We are wrapping up our discussion of the responsibilities, accountabilities and jurisdiction of the Federal Insurance Office. The FIO was created by the Dodd-Frank Wall Street Reform and Consumer Protection Act, and insurance companies are wondering what exactly to make of it.
The FIO is not a regulator, but it can influence regulators. It is not a reformer, but it is in the process of evaluating the insurance industry’s practices and making recommendations on how to “modernize” them. It is not the voice of the American insurance industry in the international marketplace, but it can participate in some ways.
In Florida, consumers may be worried that the FIO will shut down one of the few remaining property insurance companies doing business here. We have so few choices as it is, and we have seen more than our share of insurers leave the state or close up shop altogether. The truth is, though, that the FIO does not have the authority to order an insurer to liquidate.
Dodd-Frank does give the Department of the Treasury, the FIO’s parent organization, the authority to put an insurer that is in default or close to default into receivership. The FIO may recommend liquidation, but not without the blessing of the Federal Reserve Board and only if the insurer is “too big to fail.” That is, only if the insurer’s collapse would affect the U.S. financial system as a whole.
Oh, and the FIO may act only if the state insurance commissioner fails to act; the state commissioner has 60 days to act from the date of the Treasury Department’s decision that the insurer’s failure would affect the country’s financial markets as a whole.
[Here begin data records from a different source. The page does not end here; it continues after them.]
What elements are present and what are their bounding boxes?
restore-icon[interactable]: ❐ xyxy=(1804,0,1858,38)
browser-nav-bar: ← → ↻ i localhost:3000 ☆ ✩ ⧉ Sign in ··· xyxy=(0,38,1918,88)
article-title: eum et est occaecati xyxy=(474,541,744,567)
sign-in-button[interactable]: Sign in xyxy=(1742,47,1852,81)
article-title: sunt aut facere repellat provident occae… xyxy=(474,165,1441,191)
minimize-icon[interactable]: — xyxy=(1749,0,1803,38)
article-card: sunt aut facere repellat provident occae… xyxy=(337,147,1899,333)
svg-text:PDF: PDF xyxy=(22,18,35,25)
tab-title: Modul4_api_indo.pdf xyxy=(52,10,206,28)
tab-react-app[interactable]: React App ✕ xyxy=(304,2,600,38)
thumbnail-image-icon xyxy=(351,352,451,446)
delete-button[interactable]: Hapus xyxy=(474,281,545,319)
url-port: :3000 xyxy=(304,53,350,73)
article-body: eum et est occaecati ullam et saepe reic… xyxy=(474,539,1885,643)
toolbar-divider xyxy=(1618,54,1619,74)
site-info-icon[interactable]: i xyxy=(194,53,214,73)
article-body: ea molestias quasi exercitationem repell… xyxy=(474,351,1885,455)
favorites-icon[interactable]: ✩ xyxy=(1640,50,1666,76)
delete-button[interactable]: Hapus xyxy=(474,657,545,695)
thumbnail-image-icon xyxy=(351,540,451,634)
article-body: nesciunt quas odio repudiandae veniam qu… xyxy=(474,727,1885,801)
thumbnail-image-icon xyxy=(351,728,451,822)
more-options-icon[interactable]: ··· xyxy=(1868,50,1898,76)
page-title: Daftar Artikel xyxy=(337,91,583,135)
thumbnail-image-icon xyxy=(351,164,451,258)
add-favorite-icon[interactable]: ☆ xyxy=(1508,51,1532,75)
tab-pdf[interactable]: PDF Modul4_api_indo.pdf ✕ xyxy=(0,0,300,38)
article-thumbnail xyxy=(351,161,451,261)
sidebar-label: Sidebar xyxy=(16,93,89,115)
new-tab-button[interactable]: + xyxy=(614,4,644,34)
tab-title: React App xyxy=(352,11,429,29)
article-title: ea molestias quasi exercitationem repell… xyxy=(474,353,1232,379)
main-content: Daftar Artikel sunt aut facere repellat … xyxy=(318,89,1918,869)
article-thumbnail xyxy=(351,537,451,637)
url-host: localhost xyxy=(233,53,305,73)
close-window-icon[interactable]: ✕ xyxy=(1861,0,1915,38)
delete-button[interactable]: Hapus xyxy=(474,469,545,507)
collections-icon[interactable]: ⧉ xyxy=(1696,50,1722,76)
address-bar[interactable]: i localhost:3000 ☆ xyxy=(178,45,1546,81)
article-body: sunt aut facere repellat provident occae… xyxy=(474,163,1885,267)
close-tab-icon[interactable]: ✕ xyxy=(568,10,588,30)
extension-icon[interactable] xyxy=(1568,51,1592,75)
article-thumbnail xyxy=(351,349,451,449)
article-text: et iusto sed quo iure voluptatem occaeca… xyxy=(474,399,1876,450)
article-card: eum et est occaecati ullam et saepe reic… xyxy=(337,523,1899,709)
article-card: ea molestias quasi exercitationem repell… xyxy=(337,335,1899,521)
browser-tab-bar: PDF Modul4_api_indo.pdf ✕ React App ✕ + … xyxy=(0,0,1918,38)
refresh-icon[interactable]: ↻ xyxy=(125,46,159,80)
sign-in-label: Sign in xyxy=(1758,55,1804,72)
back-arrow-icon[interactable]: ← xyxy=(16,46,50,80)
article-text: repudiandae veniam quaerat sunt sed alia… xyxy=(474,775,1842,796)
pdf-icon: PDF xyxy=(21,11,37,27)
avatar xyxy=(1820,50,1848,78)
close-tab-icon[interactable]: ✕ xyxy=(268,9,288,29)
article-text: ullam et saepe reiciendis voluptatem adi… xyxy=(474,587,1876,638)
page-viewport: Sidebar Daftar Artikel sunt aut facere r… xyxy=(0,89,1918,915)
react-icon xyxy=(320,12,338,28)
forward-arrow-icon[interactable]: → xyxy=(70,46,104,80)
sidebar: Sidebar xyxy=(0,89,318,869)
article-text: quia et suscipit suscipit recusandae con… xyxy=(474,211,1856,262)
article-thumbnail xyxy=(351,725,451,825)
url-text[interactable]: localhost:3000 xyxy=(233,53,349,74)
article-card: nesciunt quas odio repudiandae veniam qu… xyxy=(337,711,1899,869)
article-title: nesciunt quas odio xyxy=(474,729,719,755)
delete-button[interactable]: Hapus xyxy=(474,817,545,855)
The timeline and the procedural hoops set the odds against the FIO ever having to recommend that an insurer liquidate. The FIO’s authority in the matter, as one analyst puts it, adds suspenders to the belt that is included in other Dodd-Frank provisions.
While the industry worries that the FIO will butt in and make their compliance obligations more burdensome, consumer advocates worry that the FIO will be a toothless watchdog, the kind that barks when the burglar breaks the window, only to lick his hand when he starts cleaning out the jewelry box.
The answer may or may not be clearer after the modernization report comes out.